Remote daemon setup (SSH)

Install Happier on a remote host, pair credentials, and optionally install the daemon service.

This page documents hstack remote daemon setup, a workflow to provision a remote machine (VPS, home server, dev box) over SSH:

  • installs the Happier CLI on the remote host
  • pairs/authenticates the remote host against your account
  • optionally installs + starts the daemon as a user service

Quickstart

From a machine where you already have Happier authenticated:

hstack remote daemon setup --ssh user@host

Default behavior:

  • uses the stable channel (set --channel preview when you want preview binaries)
  • installs/starts the daemon service in user mode

Preview vs stable channel

hstack remote daemon setup --ssh user@host --channel preview

Equivalent shortcuts:

hstack remote daemon setup --ssh user@host --preview
hstack remote daemon setup --ssh user@host --stable

Self-hosted server targeting

If you’re pairing the remote machine to a self-hosted server, pass the URLs so the local approval step targets the right control plane:

hstack remote daemon setup --ssh user@host \
  --server-url https://api.example.com \
  --webapp-url https://app.example.com \
  --public-server-url https://api.example.com

Notes:

  • --server-url is the server API base URL.
  • --webapp-url is the web UI origin used for login/approval UX.
  • --public-server-url is the server URL that other devices can reach (often the same as --server-url).

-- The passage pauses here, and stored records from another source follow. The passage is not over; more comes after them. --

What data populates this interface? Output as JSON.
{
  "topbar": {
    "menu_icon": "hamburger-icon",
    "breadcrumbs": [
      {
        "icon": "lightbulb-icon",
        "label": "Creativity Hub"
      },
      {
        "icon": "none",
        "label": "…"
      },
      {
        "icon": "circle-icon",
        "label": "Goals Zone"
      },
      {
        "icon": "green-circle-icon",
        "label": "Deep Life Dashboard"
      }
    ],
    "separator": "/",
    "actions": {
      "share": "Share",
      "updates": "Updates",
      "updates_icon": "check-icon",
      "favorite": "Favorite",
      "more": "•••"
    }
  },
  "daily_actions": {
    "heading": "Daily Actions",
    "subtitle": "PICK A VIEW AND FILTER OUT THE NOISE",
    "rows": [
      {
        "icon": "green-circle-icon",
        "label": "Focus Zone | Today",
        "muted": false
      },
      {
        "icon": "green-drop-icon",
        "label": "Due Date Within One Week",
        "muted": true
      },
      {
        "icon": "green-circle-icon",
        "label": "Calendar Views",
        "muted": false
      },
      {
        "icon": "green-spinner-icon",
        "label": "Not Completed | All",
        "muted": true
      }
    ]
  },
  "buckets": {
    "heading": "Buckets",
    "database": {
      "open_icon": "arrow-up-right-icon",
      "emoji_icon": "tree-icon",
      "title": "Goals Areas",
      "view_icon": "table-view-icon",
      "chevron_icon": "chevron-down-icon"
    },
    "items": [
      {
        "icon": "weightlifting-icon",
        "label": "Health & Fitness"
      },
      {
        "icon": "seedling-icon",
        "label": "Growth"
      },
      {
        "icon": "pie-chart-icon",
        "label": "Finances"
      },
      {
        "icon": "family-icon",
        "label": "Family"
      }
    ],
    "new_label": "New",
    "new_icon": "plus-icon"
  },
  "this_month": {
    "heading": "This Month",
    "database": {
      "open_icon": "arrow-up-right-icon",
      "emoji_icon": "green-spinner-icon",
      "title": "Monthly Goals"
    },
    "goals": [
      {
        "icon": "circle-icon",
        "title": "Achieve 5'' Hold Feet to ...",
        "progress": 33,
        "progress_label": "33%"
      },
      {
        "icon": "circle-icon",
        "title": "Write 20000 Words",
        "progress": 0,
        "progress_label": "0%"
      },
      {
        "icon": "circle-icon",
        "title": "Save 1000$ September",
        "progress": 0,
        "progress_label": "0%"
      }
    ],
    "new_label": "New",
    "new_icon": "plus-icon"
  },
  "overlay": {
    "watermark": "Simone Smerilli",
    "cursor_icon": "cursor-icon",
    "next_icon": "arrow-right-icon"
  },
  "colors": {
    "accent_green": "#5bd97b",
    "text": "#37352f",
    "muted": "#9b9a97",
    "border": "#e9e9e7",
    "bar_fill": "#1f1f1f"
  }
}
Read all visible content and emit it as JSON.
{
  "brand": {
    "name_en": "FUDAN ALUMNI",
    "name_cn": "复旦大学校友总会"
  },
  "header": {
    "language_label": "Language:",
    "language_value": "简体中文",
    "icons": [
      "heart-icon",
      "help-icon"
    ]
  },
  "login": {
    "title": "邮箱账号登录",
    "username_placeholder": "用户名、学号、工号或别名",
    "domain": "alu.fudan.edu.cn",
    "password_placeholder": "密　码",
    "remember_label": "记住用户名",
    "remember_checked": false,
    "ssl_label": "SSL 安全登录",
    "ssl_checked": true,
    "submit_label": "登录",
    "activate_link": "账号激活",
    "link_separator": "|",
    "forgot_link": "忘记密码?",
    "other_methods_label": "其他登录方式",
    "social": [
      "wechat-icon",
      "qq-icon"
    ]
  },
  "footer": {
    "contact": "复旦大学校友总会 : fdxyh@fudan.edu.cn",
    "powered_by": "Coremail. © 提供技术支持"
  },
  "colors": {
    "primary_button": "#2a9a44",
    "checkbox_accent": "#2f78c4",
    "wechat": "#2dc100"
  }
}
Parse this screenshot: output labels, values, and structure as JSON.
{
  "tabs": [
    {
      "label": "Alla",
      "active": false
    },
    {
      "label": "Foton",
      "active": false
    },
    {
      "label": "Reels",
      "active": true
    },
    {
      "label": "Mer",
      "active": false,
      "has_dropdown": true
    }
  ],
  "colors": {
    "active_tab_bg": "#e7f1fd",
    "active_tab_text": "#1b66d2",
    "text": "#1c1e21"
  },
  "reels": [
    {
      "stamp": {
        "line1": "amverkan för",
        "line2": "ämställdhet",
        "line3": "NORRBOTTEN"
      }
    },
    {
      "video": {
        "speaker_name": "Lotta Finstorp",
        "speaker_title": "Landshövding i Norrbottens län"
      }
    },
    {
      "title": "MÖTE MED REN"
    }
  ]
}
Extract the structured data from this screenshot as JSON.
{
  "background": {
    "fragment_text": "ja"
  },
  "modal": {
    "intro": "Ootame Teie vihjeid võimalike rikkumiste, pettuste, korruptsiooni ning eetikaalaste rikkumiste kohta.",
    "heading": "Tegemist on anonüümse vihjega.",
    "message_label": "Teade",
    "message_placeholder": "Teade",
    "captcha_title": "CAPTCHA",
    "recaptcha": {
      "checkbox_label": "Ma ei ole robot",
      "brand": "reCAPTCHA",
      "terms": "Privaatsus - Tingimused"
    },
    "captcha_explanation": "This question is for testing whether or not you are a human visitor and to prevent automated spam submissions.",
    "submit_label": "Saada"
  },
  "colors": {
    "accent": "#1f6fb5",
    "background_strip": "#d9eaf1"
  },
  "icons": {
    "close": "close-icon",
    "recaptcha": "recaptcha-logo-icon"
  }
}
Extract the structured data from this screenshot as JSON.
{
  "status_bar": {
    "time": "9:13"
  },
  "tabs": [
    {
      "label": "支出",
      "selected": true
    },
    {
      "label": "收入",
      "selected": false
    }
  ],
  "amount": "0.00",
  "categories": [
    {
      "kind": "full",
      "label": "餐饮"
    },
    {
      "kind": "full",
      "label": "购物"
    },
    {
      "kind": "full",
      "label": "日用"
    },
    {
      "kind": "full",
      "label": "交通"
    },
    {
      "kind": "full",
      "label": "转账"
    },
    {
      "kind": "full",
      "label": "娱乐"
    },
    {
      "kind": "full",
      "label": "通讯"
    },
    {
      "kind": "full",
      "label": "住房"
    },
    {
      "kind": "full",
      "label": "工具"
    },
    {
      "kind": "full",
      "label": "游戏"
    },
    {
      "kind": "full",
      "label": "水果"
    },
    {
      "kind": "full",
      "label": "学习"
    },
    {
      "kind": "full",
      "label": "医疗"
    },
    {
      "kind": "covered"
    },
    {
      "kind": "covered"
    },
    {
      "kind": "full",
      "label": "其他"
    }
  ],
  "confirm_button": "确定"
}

Skip daemon service install

If you only want the CLI installed + authenticated (no always-on daemon):

hstack remote daemon setup --ssh user@host --service none

What this wraps (pairing details)

Under the hood, hstack remote daemon setup orchestrates the same pairing flow documented in:

  • /docs/clients/cli#pairing-json-manual--scripting
  • /docs/clients/cli#remote-machine-pairing-ssh-automated

If you prefer, you can run pairing directly with the Happier CLI:

happier auth pair-remote --ssh user@host --json

Requirements

  • SSH access to the remote host (ssh user@host)
  • Remote host has bash and curl
  • The remote host must be a Unix-like OS (Linux/macOS). Windows hosts are not supported for this SSH flow.